O livro de memórias do médico de Churchill - que Max Hastings, biógrafo do ex-primeiro-ministro britânico, considera uma fonte bastante fiável - regista as suas depressões constantes e em alguns casos muito violentas. Churchill chamava a essas crises a visita do cão negro ("black dog") e em muitas ocasiões não saía da cama. Se o excesso de whisky era testemunhado por todos os que conviviam com o primeiro-ministro (os diários de alguns chefes militares recordam reuniões a altas horas da manhã com Churchill já completamente bêbado), as depressões eram menos públicas. Entre a comunidade psiquiátrica é hoje corrente a ideia de que Churchill sofria de doença bipolar.
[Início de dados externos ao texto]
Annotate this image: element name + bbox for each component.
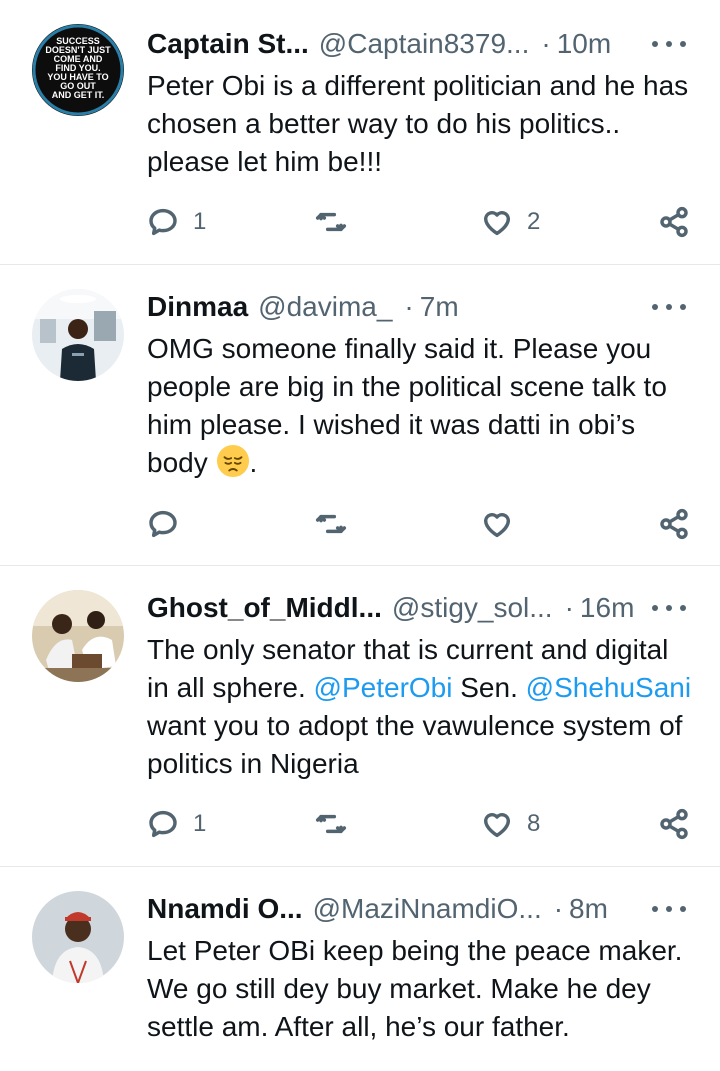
user-handle[interactable]: @stigy_sol... (392, 592, 553, 624)
timestamp[interactable]: 7m (420, 291, 459, 323)
more-icon[interactable] (652, 26, 686, 62)
separator-dot: · (404, 291, 414, 322)
reply-icon (147, 808, 179, 840)
tweet-actions (147, 504, 690, 544)
reply-icon (147, 508, 179, 540)
reply-button[interactable]: 1 (147, 804, 206, 844)
share-icon (658, 508, 690, 540)
like-icon (481, 808, 513, 840)
timestamp[interactable]: 16m (580, 592, 634, 624)
tweet[interactable]: Nnamdi O... @MaziNnamdiO... · 8m Let Pet… (0, 867, 720, 1071)
user-handle[interactable]: @davima_ (258, 291, 392, 323)
tweet-header: Nnamdi O... @MaziNnamdiO... · 8m (147, 891, 688, 927)
timestamp[interactable]: 10m (557, 28, 611, 60)
more-icon[interactable] (652, 590, 686, 626)
timestamp[interactable]: 8m (569, 893, 608, 925)
like-icon (481, 508, 513, 540)
share-button[interactable] (658, 202, 690, 242)
share-icon (658, 808, 690, 840)
like-count: 8 (527, 810, 541, 837)
user-handle[interactable]: @Captain8379... (319, 28, 530, 60)
tweet-text: Peter Obi is a different politician and … (147, 70, 689, 177)
tweet-text-part: . (249, 447, 258, 478)
avatar-photo (32, 891, 124, 983)
like-button[interactable]: 2 (481, 202, 540, 242)
separator-dot: · (553, 893, 564, 924)
pensive-face-icon (216, 444, 249, 478)
like-button[interactable]: 8 (481, 804, 540, 844)
reply-button[interactable]: 1 (147, 202, 206, 242)
display-name[interactable]: Captain St... (147, 28, 309, 60)
retweet-icon (315, 508, 347, 540)
reply-icon (147, 206, 179, 238)
avatar[interactable]: SUCCESS DOESN'T JUST COME AND FIND YOU. … (32, 24, 124, 116)
retweet-button[interactable] (315, 504, 347, 544)
avatar[interactable] (32, 289, 124, 381)
tweet-actions: 1 8 (147, 804, 690, 844)
avatar-motivational-image: SUCCESS DOESN'T JUST COME AND FIND YOU. … (32, 24, 124, 116)
tweet-header: Dinmaa @davima_ · 7m (147, 289, 688, 325)
tweet[interactable]: SUCCESS DOESN'T JUST COME AND FIND YOU. … (0, 0, 720, 265)
tweet-text: Let Peter OBi keep being the peace maker… (147, 935, 683, 1042)
tweet-text: OMG someone finally said it. Please you … (147, 330, 692, 482)
share-icon (658, 206, 690, 238)
more-icon[interactable] (652, 891, 686, 927)
reply-count: 1 (193, 208, 207, 235)
reply-button[interactable] (147, 504, 179, 544)
retweet-icon (315, 206, 347, 238)
display-name[interactable]: Ghost_of_Middl... (147, 592, 382, 624)
like-button[interactable] (481, 504, 513, 544)
avatar-caption-line: AND GET IT. (52, 90, 105, 100)
tweet[interactable]: Dinmaa @davima_ · 7m OMG someone finally… (0, 265, 720, 566)
tweet[interactable]: Ghost_of_Middl... @stigy_sol... · 16m Th… (0, 566, 720, 867)
like-icon (481, 206, 513, 238)
mention-link[interactable]: @ShehuSani (526, 672, 691, 703)
tweet-text: The only senator that is current and dig… (147, 631, 692, 783)
display-name[interactable]: Nnamdi O... (147, 893, 303, 925)
tweet-header: Captain St... @Captain8379... · 10m (147, 26, 688, 62)
share-button[interactable] (658, 804, 690, 844)
tweet-actions: 1 2 (147, 202, 690, 242)
avatar[interactable] (32, 891, 124, 983)
separator-dot: · (541, 28, 551, 59)
retweet-icon (315, 808, 347, 840)
avatar-photo (32, 289, 124, 381)
reply-count: 1 (193, 810, 207, 837)
avatar-photo (32, 590, 124, 682)
like-count: 2 (527, 208, 541, 235)
tweet-header: Ghost_of_Middl... @stigy_sol... · 16m (147, 590, 688, 626)
user-handle[interactable]: @MaziNnamdiO... (313, 893, 542, 925)
tweet-text-part: Sen. (452, 672, 526, 703)
share-button[interactable] (658, 504, 690, 544)
tweet-text-part: want you to adopt the vawulence system o… (147, 710, 683, 779)
mention-link[interactable]: @PeterObi (314, 672, 453, 703)
more-icon[interactable] (652, 289, 686, 325)
avatar[interactable] (32, 590, 124, 682)
display-name[interactable]: Dinmaa (147, 291, 248, 323)
retweet-button[interactable] (315, 804, 347, 844)
separator-dot: · (564, 592, 574, 623)
retweet-button[interactable] (315, 202, 347, 242)
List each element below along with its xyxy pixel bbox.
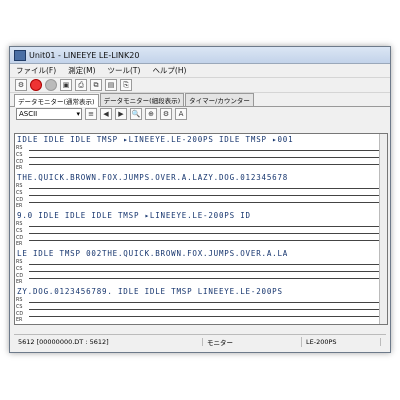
status-model: LE-200PS <box>302 337 381 346</box>
monitor-row: IDLE IDLE IDLE TMSP ▸LINEEYE.LE-200PS ID… <box>15 134 387 172</box>
list-icon[interactable]: ≡ <box>85 108 97 120</box>
cd-wave <box>29 240 383 241</box>
monitor-row: ZY.DOG.0123456789. IDLE IDLE TMSP LINEEY… <box>15 286 387 324</box>
row-data: IDLE IDLE IDLE TMSP ▸LINEEYE.LE-200PS ID… <box>17 135 294 144</box>
er-label: ER <box>16 204 23 209</box>
monitor-row: 9.0 IDLE IDLE IDLE TMSP ▸LINEEYE.LE-200P… <box>15 210 387 248</box>
app-icon <box>14 49 26 61</box>
monitor-row: LE IDLE TMSP 002THE.QUICK.BROWN.FOX.JUMP… <box>15 248 387 286</box>
title-bar: Unit01 - LINEEYE LE-LINK20 <box>10 47 390 64</box>
er-label: ER <box>16 318 23 323</box>
row-data: 9.0 IDLE IDLE IDLE TMSP ▸LINEEYE.LE-200P… <box>17 211 251 220</box>
cd-label: CD <box>16 160 24 165</box>
cd-label: CD <box>16 274 24 279</box>
er-label: ER <box>16 166 23 171</box>
rs-label: RS <box>16 184 23 189</box>
rs-wave <box>29 188 383 189</box>
settings-icon[interactable]: ⚙ <box>160 108 172 120</box>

Evidentemente, se a imprensa britânica tivesse tido acesso ao boletim clínico de Churchill, teria sido muito mais fácil a linha apaziguadora com Hitler vencer no interior do governo britânico. Churchill foi um herói do nosso tempo à custa de ainda não ter sido inventado o escrutínio do corpo dos políticos. A saúde não dá qualquer garantia no exercício de um cargo político nem a falta dela, genericamente, o prejudica. Em que é que a presidência de Mitterrand foi afectada pelo cancro? Os casos em que um cargo público pode ser prejudicado por uma doença são raríssimos. O resto é mero voyeurismo.» – Ana Sá Lopes, no I.